Sumber: setgab.co.id
Pemerintah mesti menunjukkan kegigihan perlawanannya agar komoditas unggulan itu tak begitu mudah diperlakukan diskriminatif. Apalagi, Eropa merupakan rujukan belahan dunia lain dalam mengambil keputusan Eropa adalah pembentuk persepsi. Kalau Eropa menolak, dikhawatirkan yang lain akan mengikutinya, kata Piter Abdullah, ekonom ICORE.
Jepang, misalnya, sekarang sudah mulai coba-coba membuat restriction atau larangan soal yang sama karena melihat sikap UE. Di Pakistan, sudah mulai ada kampanye negatif dengan isu kesehatan. Ini yang harus segera kita manage, jangan sampai kemudian melebar ke mana-mana, kata Joko Supriyono, Ketua Umum Gabungan Pengusaha Kelapa Sawit Indonesia (Gapki).
Oleh sebab itulah pemerintah terus menyiapkan berbagai upaya lanjutan sekalipun rapat Dewan Eropa belum terjadwal. Jika keputusan soal pelarangan sawit diadopsi dalam konsilnya, langkah pamungkas yang bisa dilakukan oleh pemerintah adalah membawanya ke Badan Sengketa WTO.

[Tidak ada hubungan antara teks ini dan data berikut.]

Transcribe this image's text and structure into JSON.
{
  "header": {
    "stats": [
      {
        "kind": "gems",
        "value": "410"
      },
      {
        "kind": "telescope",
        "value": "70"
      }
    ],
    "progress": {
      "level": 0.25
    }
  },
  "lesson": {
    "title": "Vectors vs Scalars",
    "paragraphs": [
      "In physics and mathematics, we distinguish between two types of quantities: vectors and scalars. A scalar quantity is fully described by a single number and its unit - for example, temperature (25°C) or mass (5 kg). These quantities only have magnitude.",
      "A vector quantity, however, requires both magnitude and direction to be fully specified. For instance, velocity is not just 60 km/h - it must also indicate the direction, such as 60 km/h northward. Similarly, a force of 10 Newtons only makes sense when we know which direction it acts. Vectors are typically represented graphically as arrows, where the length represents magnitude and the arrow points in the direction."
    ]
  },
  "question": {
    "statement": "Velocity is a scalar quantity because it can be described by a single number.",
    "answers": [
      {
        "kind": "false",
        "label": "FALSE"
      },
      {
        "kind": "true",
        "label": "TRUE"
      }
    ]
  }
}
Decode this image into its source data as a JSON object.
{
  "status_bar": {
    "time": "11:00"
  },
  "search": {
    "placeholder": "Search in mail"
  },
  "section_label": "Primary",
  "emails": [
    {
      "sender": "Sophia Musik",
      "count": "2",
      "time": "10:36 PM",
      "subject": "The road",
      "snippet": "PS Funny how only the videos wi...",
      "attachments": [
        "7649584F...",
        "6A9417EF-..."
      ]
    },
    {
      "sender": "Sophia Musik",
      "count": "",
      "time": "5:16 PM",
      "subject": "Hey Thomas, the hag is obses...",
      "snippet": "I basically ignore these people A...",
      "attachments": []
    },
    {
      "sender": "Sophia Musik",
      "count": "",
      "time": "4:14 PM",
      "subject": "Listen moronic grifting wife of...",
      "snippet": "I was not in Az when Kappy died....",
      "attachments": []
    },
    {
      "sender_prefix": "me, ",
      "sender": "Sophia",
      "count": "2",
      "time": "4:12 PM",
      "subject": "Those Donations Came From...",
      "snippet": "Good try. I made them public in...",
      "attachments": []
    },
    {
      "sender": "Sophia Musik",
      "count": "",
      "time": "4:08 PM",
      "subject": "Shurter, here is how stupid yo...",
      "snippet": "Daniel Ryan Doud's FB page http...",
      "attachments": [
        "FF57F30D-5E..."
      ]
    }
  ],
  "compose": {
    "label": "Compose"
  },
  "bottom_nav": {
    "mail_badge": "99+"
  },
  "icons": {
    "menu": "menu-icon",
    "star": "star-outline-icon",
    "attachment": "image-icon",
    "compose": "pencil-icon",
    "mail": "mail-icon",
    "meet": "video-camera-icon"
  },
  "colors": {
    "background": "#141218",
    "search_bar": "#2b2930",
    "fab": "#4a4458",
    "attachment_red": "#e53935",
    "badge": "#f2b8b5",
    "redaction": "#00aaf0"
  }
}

Pemerintah memang perlu membeberkan bukti-bukti untuk melawan penetapan bahwa sawit sebagai penyebab alih fungsi lahan dan deforestasi. Soalnya, kalau dilihat dari luas lahan semua komoditas, kelapa sawit paling kecil dibandingkan dengan kedelai, rapeseed, bunga matahari, dan jagung. Total luas lahan sawit di seluruh dunia adalah 25 juta hektare (ha), sedangkan lahan kedelai mencapai 120 juta ha.
Makanya, tidak menutup kemungkinan bahwa pelarangan CPO untuk biodiesel di negara-negara Eropa hanya kamuflase belaka untuk menutupi sikap tidak fair mereka. Soalnya, mereka juga memiliki minyak nabati dari tumbuhan rapeseed dan bunga matahari yang posisinya terus terdesak oleh CPO.
UE telah melakukan deforestasi 100 tahun lalu sehingga sekarang ini hampir tidak ada lagi hutan di Eropa. Menurut catatan Gapki, deforestasi global 47% terjadi karena pengembangan ternak, kedelai, jagung, dan lain-lain. Di sisi lain, proteksi yang dilakukan oleh UE berkedok lingkungan.
Berdasarkan data Gapki, ekspor CPO Indonesia setiap tahunnya mencapai 4-5 juta ton atau sekitar 13% dari total ekspor yang mencapai 34 juta ton. Dari angka ekspor tadi, sebagian digunakan untuk bahan bakar nabati. Setidaknya, biodiesel di Eropa yang berbasis sawit itu ada 1 juta hingga 1,5 juta ton.
Dari situ, sudah ketahuan berapa triliun rupiah yang harus lepas jika pelarangan penggunaan CPO untuk biodiesel jadi diberlakukan oleh Dewan Eropa. Jika harga CPO berada di kisaran US$572,5 per ton, potensi kehilangan devisa kita mencapai US$858 juta atau sekitar Rp12 triliun (kurs 14.000). Sementara, nilai ekspor CPO ke Eropa tahun lalu totalnya mencapai US$2,3 miliar.